Amministrative 2017: Pd tiene in regione

  “La riconferma dei nostri sindaci in molti centri importanti della regione certifica il buon governo portato avanti in questi anni sui territori, nonostante la crisi e gli stringenti vincoli di bilancio. Andare al ballottaggio a Gorizia è un risultato che contro Romoli non eravamo riusciti a centrare; qui si apre una nuova partita, che speriamo vedrà tutto il centrosinistra giocare unito dalla stessa parte”. Lo affermano la segretaria regionale del Pd Fvg Antonella Grim e il responsabile enti locali del partito, Francesco Martines, commentando l’esito delle elezioni amministrative di ieri in Friuli Venezia Giulia. Secondo Grim “il ballottaggio a Gorizia è un risultato positivo, viste le condizioni di partenza non facili. Nel capoluogo isontino abbiamo pagato la frammentazione del centrosinistra, che ora mi auguro saprà ricompattarsi contro un avversario unico e comune, cioè il centrodestra. Ricordo inoltre che a Gorizia ci siamo presentati agli elettori dopo i dieci anni di governo di centrodestra del sindaco uscente Ettore Romoli, sempre eletto al primo turno. Da domani – continua Grim - inizia una nuova partita che si gioca partendo dallo zero a zero: ce la metteremo tutta per vincere e dare alla città un governo che sappia valorizzare la sua vocazione territoriale e la sua centralità all’interno del contesto europeo”.   “Nel resto della regione – osservano Grim e Martines - non vanno certamente sottovalutate le realtà in cui abbiamo perso, ma nel complesso teniamo su tutto il territorio, con le riconferme in molti comuni di peso: Cervignano del Friuli, Lignano, San Canzian d’Isonzo, Maniago e poi Casarsa della Delizia, Azzano Decimo.
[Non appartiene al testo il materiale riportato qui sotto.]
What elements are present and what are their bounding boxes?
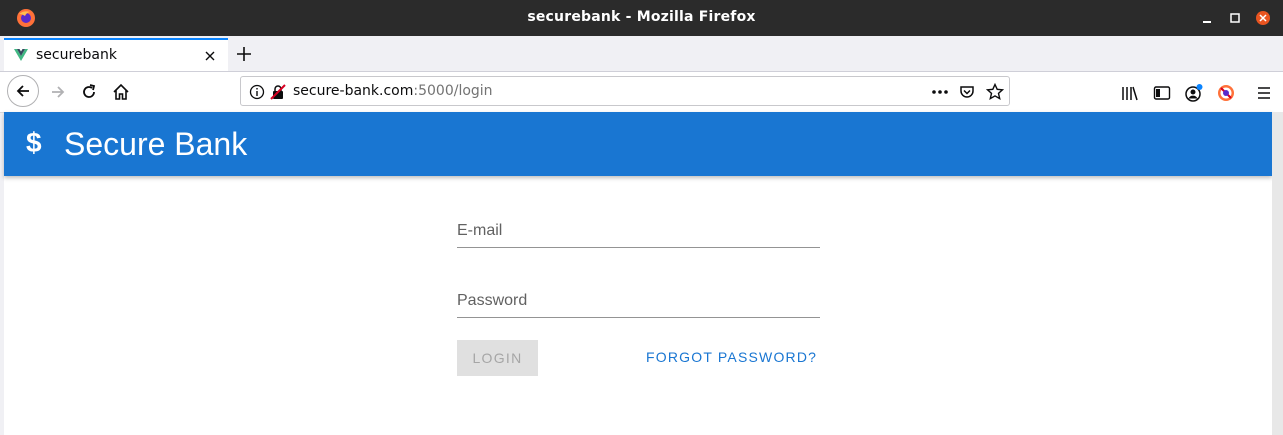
- window-title: securebank - Mozilla Firefox: [527, 9, 756, 25]
- tab-label: securebank: [36, 47, 117, 63]
- url-host: secure-bank.com: [293, 83, 414, 99]
- menu-icon[interactable]: [1254, 83, 1274, 103]
- close-icon[interactable]: [1254, 9, 1272, 27]
- url-text: secure-bank.com:5000/login: [293, 83, 493, 99]
- pocket-icon[interactable]: [957, 82, 977, 102]
- home-icon[interactable]: [107, 78, 135, 106]
- maximize-icon[interactable]: [1226, 9, 1244, 27]
- url-bar[interactable]: secure-bank.com:5000/login: [240, 76, 1010, 106]
- new-tab-icon[interactable]: [234, 44, 254, 64]
- bookmark-star-icon[interactable]: [985, 82, 1005, 102]
- email-field[interactable]: E-mail: [457, 217, 824, 249]
- forgot-password-link[interactable]: FORGOT PASSWORD?: [646, 349, 817, 365]
- sidebar-icon[interactable]: [1152, 83, 1172, 103]
- window-titlebar: securebank - Mozilla Firefox: [0, 0, 1283, 36]
- tab-bar: securebank: [0, 36, 1283, 72]
- tab-close-icon[interactable]: [202, 48, 218, 64]
- login-button[interactable]: LOGIN: [457, 340, 538, 376]
- page-content: $ Secure Bank E-mail Password LOGIN FORG…: [4, 112, 1272, 435]
- tab-securebank[interactable]: securebank: [4, 38, 228, 71]
- forward-icon[interactable]: [44, 78, 72, 106]
- insecure-lock-icon[interactable]: [270, 84, 286, 100]
- minimize-icon[interactable]: [1198, 9, 1216, 27]
- url-path: :5000/login: [413, 83, 493, 99]
- dollar-logo-icon: $: [26, 127, 42, 158]
- info-icon[interactable]: [249, 84, 265, 100]
- email-input[interactable]: [457, 217, 824, 249]
- password-input[interactable]: [457, 287, 824, 319]
- library-icon[interactable]: [1120, 83, 1140, 103]
- password-field[interactable]: Password: [457, 287, 824, 319]
- reload-icon[interactable]: [75, 78, 103, 106]
- page-scrollbar[interactable]: [1272, 112, 1283, 435]
- account-icon[interactable]: [1184, 83, 1204, 103]
- extension-icon[interactable]: [1216, 83, 1236, 103]
- navigation-toolbar: secure-bank.com:5000/login: [0, 72, 1283, 113]
- back-icon[interactable]: [7, 75, 39, 107]
- page-actions-icon[interactable]: [930, 82, 950, 102]
- app-header: $ Secure Bank: [4, 112, 1272, 176]
- vue-favicon-icon: [14, 49, 28, 61]
- app-title: Secure Bank: [64, 126, 248, 162]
A Tricesimo strappiamo il comune al centrodestra e anche in alcune realtà montane più disagiate di altre vi è stato un buon risultato del centrosinistra. Il centrosinistra unito e aperto al civismo – osservano Grim e Martines – convince ed è competitivo”.   Secondo Grim e Martines “i risultati del Fvg vanno comunque letti nel quadro nazionale, che ha visto franare il M5S. E’ la dimostrazione che quando gli elettori guardano da vicino i candidati e devono scegliere chi amministrerà il loro territorio, diffidano dei demagoghi e scelgono serietà e competenza. Dopo i risultati disastrosi prodotti dai grillini nei comuni italiani in cui sono al governo, a partire da Roma, hanno punito il movimento di Grillo, come si evince dai risultati nella sua Genova e a Parma”.